Understanding Dental Implants
First, we need to clarify what is meant by the term “dental implants.” For dental professionals, this term refers to the post that is implanted into the jaw in order to hold a restoration (a denture, crown, or bridge) in place, but outside of our profession, it’s common to refer to both the restoration and the implant itself as a dental implant.
The dental implants essentially replace the roots of your missing teeth, while the restorations are used to restore the portion of the tooth that is visible above the gum line. Depending on the type of implant-supported restoration you need, you may also have a third component involved called an abutment, which connects your implant and the restoration.
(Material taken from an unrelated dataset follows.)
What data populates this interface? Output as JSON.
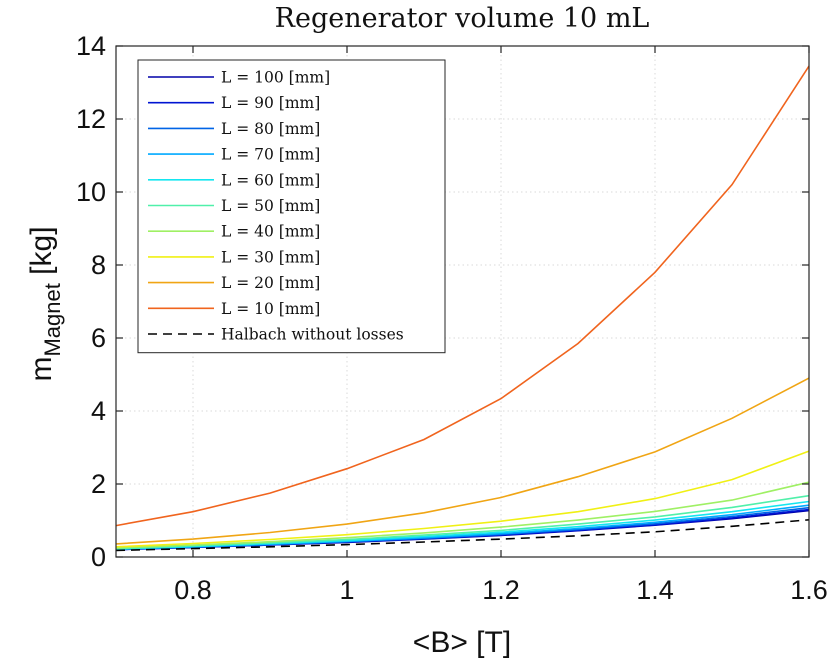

It’s important to understand each of these parts of an implant-based restoration because the different parts have different lifespans.
How Long Will Dental Implants Last?
The dental implant posts that are placed into the jaw are meant to be a permanent replacement for the roots of your missing teeth—in other words, they are designed to last a lifetime. After osseointegration occurs (the fusing of your jawbone and dental implants), your implants will have the same stability as a natural tooth root. In most cases, you will never need to have your dental implants replaced
Of course, there are some exceptions to this. Patients who don’t follow aftercare instructions, use tobacco, have poor oral hygiene, or don’t see the dentist regularly are more likely to experience dental implant failure.
How Long Do Dental Implant Restorations Last?
Although the dental implants themselves can last a lifetime, the restorations that attach to them tend to have a shorter lifespan. Habits like teeth grinding, jaw clenching, or using your teeth to open packages or chew on ice can cause damage to your restorations. The material you choose for your crown, bridge, or denture also makes a difference—invest in a high-quality material and you’ll not only have results that look realistic, but a restoration that stands the test of time.
You can expect the denture, bridge, or crown that is supported by your dental implant(s) to last about 10 to 20 years, but it’s common for them to last even longer than this if you have good oral hygiene habits and see your dentist every six months for comprehensive oral evaluations and dental cleanings. Even though implant-supported restorations can’t get dental caries, they still need to be flossed and brushed thoroughly to prevent gum disease, as this is a common cause of dental implant failure.